As we drove into the late afternoon we watched the clouds boil up into the blue ironed sky. Then the rain came, huge. For hours on end the two of us tilted—wide-eyed and white-knuckled—at this dark, whirling, soaking windmill. That small enclosed space at the front of the van became our shared world, silent but for the manic beating of the wipers or the odd exclamation as a sharp squall rocked the van or as the lightning tried to blast us off the road or those moments when a cigarette was offered and shared. The cigarette lighter showed her wide, beautiful eyes as she lit and placed the unfiltered end between my lips.
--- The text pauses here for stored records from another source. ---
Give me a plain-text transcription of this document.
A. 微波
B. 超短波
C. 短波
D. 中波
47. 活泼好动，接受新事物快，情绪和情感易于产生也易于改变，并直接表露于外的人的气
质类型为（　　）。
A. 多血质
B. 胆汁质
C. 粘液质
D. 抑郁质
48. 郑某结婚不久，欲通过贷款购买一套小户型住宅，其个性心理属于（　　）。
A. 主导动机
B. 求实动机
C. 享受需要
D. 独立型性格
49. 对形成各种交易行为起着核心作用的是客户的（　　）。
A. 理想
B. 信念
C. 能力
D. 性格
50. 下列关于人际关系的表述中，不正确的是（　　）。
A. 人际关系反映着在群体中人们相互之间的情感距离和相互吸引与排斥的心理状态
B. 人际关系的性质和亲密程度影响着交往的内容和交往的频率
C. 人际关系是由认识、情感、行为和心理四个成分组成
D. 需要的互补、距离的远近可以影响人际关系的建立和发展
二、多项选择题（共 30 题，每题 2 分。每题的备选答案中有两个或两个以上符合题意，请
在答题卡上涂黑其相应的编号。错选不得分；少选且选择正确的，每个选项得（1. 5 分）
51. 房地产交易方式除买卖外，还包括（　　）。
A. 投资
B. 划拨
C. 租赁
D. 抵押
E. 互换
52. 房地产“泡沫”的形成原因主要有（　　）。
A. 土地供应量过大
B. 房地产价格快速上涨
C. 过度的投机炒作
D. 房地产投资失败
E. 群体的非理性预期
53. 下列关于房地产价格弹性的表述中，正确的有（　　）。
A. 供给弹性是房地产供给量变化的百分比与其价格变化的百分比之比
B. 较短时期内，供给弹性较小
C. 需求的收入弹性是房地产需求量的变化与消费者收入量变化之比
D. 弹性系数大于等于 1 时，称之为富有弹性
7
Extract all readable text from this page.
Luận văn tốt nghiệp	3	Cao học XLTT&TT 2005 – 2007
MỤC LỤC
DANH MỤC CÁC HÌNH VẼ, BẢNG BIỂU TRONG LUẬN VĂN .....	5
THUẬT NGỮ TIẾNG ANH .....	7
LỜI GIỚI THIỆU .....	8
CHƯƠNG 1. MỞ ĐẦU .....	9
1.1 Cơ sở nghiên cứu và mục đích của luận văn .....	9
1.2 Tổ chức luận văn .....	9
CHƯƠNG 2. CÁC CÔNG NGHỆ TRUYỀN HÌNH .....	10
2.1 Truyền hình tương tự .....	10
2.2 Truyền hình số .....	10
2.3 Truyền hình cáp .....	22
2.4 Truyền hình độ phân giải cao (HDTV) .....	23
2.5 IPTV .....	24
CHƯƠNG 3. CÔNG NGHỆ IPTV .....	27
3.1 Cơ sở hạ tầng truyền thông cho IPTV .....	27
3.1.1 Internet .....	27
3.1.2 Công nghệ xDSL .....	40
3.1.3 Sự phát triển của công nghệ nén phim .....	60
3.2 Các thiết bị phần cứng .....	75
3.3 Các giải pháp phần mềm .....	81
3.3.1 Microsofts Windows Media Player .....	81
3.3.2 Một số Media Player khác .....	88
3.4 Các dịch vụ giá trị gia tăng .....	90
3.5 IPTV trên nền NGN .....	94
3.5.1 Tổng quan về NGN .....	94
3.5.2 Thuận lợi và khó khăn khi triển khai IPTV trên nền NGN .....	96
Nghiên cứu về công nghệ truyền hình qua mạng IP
It was a dangerous and intimate ride. Bruce Springsteen was along for part of it. My companion remembered that she had with her a single cassette of Springsteen. Every twenty minutes or so, she would eject the cassette, turn it over and push it back into the tape deck for the Boss to do his stuff, every twenty minutes.

 

The storm petered out, the others woke up, and we got back home. But there are times, since then, when it’s raining hard and I am driving, I put on some Springsteen and I think about those wide beautiful eyes.

 

FOR THE PLAYLIST 

I’m on fire

Dancing in the dark

Glory days

 

 

 

STEVE LEITL

Calgary

 

I’ve lost count of the times our family has escaped to the island of Maui in Hawaii.

 

Think sun, beach, ocean, and surf. Think boogie boarding, stand-up paddle boarding, and snorkeling. Add outings on an outrigger canoe. Imagine cocktails in pineapples and freshly caught mahi mahi, encrusted with macadamia nuts. Think a rich sunset, a salty margarita, and by your side a loved one.

 

As the sun rises, before anyone wakes, I like to cycle the West Maui loop, arriving back in time for a ravenous lunch, followed by sun, beach, ocean. It’s 120 kilometres on a racing bike. My pièce de résistance.

 

No music while cycling, though! Don’t do it.